Crime WorldBy Sunday World
The attack happened in Balad, 50 miles north of Baghdad
The attack happened in Balad, 50 miles north of Baghdad

The death toll from an attack on a Shiite shrine north of Baghdad has risen to 37, with 62 other people injured, Iraqi officials have said.

Police said the attack on the Sayyid Mohammed shrine in Balad, 50 miles (80km) north of the Iraqi capital, began with a volley of mortar fire on Thursday night, after which a suicide bomber targeted policemen at the entrance.

A second bomber entered the shrine with nine gunmen, targeting security forces as well as families gathering to celebrate Eid al-Fitr, the holiday marking the end of the holy month of Ramadan.

Police officials said a third bomber was killed before he detonated his explosives.

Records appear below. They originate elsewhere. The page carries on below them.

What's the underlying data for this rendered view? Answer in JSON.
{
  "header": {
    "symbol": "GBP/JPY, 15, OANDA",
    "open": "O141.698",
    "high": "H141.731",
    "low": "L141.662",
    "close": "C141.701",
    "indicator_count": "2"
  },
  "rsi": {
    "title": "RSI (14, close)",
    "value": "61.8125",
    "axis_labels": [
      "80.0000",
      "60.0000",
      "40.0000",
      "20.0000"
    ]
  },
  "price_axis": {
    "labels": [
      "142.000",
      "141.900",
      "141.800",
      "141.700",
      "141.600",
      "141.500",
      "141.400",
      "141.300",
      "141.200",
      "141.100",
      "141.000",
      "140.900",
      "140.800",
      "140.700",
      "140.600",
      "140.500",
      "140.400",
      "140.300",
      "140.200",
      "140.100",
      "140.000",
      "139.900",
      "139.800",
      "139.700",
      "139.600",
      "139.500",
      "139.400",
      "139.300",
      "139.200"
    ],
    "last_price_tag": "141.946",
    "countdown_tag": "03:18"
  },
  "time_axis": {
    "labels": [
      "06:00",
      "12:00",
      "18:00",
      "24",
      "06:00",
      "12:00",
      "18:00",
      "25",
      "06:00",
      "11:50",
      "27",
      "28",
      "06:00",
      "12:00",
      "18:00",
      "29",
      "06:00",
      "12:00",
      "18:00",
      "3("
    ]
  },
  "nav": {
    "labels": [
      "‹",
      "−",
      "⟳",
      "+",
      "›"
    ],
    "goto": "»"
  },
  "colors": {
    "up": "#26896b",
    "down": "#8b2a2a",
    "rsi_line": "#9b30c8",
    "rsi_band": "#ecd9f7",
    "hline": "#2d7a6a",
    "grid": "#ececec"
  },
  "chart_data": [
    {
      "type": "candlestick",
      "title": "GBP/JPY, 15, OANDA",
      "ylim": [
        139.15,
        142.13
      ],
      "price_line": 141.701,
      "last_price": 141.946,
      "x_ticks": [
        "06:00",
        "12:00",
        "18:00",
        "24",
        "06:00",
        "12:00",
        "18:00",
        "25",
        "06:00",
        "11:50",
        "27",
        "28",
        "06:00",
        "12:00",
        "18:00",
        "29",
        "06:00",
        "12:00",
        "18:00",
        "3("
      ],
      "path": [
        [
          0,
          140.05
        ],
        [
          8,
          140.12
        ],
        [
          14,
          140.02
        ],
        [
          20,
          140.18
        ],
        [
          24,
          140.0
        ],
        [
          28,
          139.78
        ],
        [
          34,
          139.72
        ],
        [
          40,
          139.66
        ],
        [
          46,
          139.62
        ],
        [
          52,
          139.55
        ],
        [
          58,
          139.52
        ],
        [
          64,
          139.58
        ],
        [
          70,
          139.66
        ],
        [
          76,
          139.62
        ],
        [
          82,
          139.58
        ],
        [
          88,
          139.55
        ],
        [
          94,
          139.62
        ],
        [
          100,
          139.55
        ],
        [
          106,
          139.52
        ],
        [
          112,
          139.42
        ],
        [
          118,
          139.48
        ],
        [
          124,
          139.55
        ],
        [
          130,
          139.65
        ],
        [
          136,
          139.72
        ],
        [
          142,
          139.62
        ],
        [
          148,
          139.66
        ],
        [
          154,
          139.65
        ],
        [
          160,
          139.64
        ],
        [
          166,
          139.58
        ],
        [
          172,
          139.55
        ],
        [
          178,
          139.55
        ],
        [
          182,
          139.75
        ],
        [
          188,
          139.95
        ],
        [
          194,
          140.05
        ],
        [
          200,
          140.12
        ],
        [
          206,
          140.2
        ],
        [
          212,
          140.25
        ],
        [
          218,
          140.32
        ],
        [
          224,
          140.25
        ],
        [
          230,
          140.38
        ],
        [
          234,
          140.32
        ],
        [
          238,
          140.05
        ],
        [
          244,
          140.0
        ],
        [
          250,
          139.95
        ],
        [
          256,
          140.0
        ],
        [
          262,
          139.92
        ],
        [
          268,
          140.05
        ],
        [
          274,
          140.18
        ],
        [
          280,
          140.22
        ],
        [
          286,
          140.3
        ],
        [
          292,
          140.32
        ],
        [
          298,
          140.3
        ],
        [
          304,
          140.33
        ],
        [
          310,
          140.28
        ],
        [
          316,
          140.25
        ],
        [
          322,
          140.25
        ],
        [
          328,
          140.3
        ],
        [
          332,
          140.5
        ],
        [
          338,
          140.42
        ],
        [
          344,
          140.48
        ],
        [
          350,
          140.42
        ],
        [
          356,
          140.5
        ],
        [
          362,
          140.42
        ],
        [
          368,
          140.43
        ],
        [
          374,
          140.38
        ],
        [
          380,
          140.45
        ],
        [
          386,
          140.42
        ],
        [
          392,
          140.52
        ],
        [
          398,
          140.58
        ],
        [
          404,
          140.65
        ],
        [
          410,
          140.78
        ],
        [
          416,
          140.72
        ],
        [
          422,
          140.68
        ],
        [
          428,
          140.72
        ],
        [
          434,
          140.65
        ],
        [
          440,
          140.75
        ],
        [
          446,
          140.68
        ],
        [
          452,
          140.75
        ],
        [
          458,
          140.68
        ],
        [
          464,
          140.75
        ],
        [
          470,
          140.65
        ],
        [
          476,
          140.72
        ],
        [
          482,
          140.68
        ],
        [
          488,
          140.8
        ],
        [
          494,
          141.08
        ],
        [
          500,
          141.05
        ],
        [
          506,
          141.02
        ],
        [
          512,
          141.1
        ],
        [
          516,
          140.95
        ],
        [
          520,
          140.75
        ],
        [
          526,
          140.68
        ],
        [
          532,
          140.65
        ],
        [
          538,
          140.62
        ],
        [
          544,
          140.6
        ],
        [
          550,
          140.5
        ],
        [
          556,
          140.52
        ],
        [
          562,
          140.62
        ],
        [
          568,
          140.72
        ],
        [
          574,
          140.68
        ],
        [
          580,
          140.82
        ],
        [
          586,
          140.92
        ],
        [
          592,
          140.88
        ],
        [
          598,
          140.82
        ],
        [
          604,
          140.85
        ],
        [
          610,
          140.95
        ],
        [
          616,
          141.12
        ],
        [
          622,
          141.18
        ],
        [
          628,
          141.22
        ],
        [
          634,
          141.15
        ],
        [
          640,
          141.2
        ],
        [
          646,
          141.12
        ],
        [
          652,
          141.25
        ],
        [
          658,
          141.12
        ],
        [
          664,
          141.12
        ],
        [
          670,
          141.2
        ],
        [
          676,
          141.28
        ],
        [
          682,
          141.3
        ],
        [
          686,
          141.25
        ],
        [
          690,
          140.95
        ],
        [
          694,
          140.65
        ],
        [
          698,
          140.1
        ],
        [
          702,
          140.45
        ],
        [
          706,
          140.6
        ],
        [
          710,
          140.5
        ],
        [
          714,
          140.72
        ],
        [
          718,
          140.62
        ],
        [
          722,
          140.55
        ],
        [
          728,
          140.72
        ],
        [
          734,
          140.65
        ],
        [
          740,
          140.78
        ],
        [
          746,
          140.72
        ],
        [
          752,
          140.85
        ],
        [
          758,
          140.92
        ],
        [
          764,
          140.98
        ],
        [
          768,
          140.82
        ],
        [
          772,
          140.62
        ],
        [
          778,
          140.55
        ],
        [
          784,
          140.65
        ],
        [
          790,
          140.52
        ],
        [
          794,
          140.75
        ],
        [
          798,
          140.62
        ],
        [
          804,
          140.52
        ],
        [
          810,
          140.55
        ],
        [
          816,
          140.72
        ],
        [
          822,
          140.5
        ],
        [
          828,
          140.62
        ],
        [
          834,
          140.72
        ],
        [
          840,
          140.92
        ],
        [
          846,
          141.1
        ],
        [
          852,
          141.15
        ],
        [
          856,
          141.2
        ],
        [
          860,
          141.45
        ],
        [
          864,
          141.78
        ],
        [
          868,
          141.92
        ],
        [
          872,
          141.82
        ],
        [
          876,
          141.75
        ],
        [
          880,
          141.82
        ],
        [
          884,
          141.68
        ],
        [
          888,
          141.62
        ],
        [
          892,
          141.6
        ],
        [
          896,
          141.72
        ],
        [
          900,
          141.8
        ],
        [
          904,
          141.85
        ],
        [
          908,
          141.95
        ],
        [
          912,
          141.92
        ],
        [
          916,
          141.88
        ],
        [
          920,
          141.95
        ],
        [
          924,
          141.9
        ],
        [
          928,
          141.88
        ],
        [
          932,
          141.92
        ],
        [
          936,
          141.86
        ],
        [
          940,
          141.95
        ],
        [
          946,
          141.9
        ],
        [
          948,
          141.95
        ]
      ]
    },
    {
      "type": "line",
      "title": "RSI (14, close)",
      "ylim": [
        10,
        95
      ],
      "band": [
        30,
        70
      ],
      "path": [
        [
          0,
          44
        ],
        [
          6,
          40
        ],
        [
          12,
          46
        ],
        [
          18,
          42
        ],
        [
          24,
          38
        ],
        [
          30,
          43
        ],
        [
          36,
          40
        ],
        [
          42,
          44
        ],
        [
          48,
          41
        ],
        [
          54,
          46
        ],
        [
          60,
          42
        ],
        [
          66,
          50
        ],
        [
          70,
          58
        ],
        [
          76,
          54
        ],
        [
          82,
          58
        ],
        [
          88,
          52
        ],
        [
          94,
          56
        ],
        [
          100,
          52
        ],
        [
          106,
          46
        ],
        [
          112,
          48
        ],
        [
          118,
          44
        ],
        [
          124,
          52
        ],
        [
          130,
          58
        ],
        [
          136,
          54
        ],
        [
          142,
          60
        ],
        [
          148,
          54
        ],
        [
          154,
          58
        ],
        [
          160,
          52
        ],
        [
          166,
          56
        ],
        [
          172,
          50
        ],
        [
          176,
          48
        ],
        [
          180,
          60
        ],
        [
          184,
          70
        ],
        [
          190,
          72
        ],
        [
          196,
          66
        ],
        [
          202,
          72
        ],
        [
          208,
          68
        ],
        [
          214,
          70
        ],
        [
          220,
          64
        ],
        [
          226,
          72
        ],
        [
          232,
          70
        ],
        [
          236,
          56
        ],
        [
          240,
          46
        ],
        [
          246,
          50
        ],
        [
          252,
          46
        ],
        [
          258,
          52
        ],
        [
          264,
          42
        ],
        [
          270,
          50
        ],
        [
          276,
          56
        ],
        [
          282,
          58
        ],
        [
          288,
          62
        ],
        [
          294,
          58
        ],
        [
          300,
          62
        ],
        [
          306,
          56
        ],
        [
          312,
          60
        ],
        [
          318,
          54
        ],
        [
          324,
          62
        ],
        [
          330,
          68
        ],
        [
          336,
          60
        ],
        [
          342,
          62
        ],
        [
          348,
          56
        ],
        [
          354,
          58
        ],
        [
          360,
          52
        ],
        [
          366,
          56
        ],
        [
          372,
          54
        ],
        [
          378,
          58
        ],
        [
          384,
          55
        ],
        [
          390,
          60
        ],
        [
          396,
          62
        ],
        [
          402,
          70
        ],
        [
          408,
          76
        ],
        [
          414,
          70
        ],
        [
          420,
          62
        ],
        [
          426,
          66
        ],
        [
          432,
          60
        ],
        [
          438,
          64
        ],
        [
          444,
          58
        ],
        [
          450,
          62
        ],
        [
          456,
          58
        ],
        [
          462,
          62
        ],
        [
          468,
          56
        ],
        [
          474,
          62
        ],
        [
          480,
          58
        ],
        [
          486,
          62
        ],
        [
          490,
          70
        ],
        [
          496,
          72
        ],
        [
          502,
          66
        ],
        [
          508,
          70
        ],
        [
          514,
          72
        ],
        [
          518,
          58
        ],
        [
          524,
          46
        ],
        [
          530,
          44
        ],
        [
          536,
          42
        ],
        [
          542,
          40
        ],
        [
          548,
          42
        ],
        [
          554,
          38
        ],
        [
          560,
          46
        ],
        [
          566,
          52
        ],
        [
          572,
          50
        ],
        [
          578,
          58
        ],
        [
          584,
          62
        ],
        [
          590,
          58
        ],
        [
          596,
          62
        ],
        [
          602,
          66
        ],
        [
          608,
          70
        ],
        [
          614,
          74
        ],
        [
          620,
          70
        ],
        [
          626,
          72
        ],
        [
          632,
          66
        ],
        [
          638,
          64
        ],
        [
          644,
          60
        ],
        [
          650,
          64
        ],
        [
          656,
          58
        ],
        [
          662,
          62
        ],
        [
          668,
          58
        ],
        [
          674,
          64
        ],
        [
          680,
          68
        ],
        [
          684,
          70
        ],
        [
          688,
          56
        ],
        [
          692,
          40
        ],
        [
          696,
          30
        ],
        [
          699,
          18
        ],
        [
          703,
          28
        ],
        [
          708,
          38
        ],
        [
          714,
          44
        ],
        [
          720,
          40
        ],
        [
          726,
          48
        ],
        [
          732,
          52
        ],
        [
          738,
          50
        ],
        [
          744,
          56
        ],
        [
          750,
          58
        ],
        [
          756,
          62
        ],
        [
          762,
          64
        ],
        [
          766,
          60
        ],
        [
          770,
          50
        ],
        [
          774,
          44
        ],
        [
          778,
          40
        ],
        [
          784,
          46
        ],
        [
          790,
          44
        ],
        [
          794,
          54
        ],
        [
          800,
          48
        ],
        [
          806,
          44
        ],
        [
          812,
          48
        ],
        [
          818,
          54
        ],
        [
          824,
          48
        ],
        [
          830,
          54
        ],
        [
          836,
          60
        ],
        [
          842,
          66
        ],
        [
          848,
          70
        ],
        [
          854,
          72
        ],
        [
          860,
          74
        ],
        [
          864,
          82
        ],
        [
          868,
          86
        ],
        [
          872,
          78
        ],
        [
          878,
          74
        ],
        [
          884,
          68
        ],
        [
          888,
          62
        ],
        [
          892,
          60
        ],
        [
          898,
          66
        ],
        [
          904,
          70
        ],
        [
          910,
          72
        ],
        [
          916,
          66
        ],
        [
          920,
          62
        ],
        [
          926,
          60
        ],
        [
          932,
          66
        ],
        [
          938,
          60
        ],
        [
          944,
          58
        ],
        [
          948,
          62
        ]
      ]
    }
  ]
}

No group immediately claimed responsibility for the attack, which came as anger grew over a similar incident on Sunday in which at least 186 people were killed.

The massive truck bombing by the Islamic State group in Baghdad was the deadliest attack in Iraq since the 2003 US-led invasion and has stoked public unrest and spurred Iraqi officials to announce a number of new security measures.

Hospital officials and police said the death toll was now 186, but around 20 people are still missing, and more remains were being recovered from the rubble.

However, Ahmad Roudaini, from the health ministry's media office, said the death toll is 292.

The discrepancies in the numbers could not immediately be reconciled. Many of those killed have had to be identified with DNA-testing because their bodies were burned beyond recognition.

On Thursday evening, a crowd of angry friends and family members of the victims tried to push into one of the buildings hit in the truck bombing but civilian volunteers held them back.

The IS suicide bomber had detonated his explosives in Baghdad's central Karada neighbourhood, outside a shopping mall in a street crammed with people preparing for the Muslim holiday of Eid al-Fitr.

The area, packed with shops, cafes and restaurants, had swelled overnight with Baghdad residents eager from a respite from the daily fasting during the holy month of Ramadan.